Firstly, I do accept myself. However, it is difficult for me to talk to people and hold a conversation with people, because I don’t feel pretty enough and feel they think I’m not pretty. I feel like I can be really funny and cute if I wasn’t so shy. And people tell me I have a great personality, well the ones that I am already somewhat good friends with already. I guess what I’m asking is how can I stop being soooooo shy? I’m 20 years old now, and I’d really like to break out of this shell that I’ve created. The thing is I have acne, and acne scars which are very very noticeable. I KNOW that if I was prettier that I would have been really popular and had more confidence. I know that’s shallow of me, but since I am not very pretty…how can I talk to people and get to know them and let them know me?

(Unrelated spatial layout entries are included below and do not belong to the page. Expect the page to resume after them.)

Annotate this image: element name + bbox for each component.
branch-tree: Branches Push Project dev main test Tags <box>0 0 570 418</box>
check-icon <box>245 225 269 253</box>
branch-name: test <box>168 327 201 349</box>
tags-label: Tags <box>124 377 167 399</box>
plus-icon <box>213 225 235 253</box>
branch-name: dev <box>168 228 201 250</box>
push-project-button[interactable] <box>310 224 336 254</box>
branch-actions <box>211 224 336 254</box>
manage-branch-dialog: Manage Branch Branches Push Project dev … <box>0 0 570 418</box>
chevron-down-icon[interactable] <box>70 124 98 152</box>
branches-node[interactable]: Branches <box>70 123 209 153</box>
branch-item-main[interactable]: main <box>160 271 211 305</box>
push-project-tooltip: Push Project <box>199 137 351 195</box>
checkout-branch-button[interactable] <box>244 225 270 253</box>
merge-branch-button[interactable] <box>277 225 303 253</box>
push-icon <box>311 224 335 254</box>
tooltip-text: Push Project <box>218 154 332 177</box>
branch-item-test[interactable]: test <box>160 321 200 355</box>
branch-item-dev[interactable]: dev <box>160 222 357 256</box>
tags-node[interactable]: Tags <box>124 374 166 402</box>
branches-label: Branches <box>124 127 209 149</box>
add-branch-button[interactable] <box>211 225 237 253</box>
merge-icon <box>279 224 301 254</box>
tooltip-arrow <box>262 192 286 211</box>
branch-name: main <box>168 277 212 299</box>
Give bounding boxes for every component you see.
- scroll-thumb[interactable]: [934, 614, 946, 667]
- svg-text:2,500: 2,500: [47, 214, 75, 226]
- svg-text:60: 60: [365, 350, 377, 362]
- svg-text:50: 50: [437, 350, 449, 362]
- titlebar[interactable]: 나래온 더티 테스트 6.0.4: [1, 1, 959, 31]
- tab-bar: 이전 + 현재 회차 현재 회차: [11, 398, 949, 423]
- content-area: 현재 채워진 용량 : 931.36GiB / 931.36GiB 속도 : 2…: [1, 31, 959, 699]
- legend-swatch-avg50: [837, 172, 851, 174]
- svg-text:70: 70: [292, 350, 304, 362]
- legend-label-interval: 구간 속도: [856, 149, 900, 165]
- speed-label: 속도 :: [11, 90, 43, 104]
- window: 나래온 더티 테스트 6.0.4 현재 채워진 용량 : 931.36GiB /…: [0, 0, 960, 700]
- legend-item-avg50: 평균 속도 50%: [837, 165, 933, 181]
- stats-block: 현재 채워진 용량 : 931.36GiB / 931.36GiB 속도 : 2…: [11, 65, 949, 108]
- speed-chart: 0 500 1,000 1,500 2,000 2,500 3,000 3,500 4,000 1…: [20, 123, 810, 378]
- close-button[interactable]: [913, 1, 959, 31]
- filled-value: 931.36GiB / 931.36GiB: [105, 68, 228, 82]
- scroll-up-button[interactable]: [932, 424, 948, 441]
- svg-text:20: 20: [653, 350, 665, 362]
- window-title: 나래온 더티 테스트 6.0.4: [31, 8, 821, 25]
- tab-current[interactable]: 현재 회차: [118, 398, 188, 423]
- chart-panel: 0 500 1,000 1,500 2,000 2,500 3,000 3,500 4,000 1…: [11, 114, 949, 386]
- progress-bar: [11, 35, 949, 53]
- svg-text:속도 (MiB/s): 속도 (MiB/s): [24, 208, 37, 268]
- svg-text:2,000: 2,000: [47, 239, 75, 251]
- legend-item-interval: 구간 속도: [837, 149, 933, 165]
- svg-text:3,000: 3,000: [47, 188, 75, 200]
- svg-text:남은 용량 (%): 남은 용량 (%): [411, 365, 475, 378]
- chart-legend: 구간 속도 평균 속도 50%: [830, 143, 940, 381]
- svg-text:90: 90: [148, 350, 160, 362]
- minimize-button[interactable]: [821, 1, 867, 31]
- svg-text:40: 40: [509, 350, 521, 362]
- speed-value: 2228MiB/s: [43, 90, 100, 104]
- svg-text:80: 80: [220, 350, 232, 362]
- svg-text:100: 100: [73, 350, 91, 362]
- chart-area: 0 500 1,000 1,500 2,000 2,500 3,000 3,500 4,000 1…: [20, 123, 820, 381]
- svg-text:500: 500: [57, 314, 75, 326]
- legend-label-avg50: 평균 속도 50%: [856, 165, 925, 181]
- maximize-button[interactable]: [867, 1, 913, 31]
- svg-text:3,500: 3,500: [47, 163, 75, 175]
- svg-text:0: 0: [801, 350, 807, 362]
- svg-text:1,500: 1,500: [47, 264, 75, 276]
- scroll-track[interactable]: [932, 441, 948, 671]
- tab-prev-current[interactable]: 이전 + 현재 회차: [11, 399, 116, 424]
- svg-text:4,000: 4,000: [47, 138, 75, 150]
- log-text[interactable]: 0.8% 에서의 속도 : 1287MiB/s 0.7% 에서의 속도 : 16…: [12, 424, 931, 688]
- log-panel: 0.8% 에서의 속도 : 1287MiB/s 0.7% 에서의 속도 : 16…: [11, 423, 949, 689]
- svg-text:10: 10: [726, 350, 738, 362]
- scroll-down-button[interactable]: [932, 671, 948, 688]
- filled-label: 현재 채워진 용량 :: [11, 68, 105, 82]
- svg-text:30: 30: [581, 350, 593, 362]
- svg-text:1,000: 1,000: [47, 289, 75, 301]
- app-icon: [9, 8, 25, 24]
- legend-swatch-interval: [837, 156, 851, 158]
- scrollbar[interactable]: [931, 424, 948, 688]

The thing is I’m in this science camp in college with 60 other kids, and a lot of the kids have already established good friendships within three days (it’s a 7week program), but not me. Its even more difficult for me to talk to guys (I’m a girl). I guess what I’m asking is because I’m not attractive, how can I have a great personality, not be shy, and be able to hold a decent conversation with people I’m meeting??? How should I carry myself? I feel inadequate when everyone else in the group is good looking and not me. SERIOUSLY THOUGH, I know I have to grow up…I mean I’m friggen 20 years old already, and I still don’t feel confident when talking to people!!!!!! Another thing is how do I start new conversations with people? I mean what else can you ask besides the weather???????????????? Also, can you be well liked if you’re unattractive???


Last question: How do I make the acne go away???? I eat a lot of junk food, and I KNOW that contributes to a lot of the acne…but I just can’t stop!! Someone needs to throw a rock in my eye!!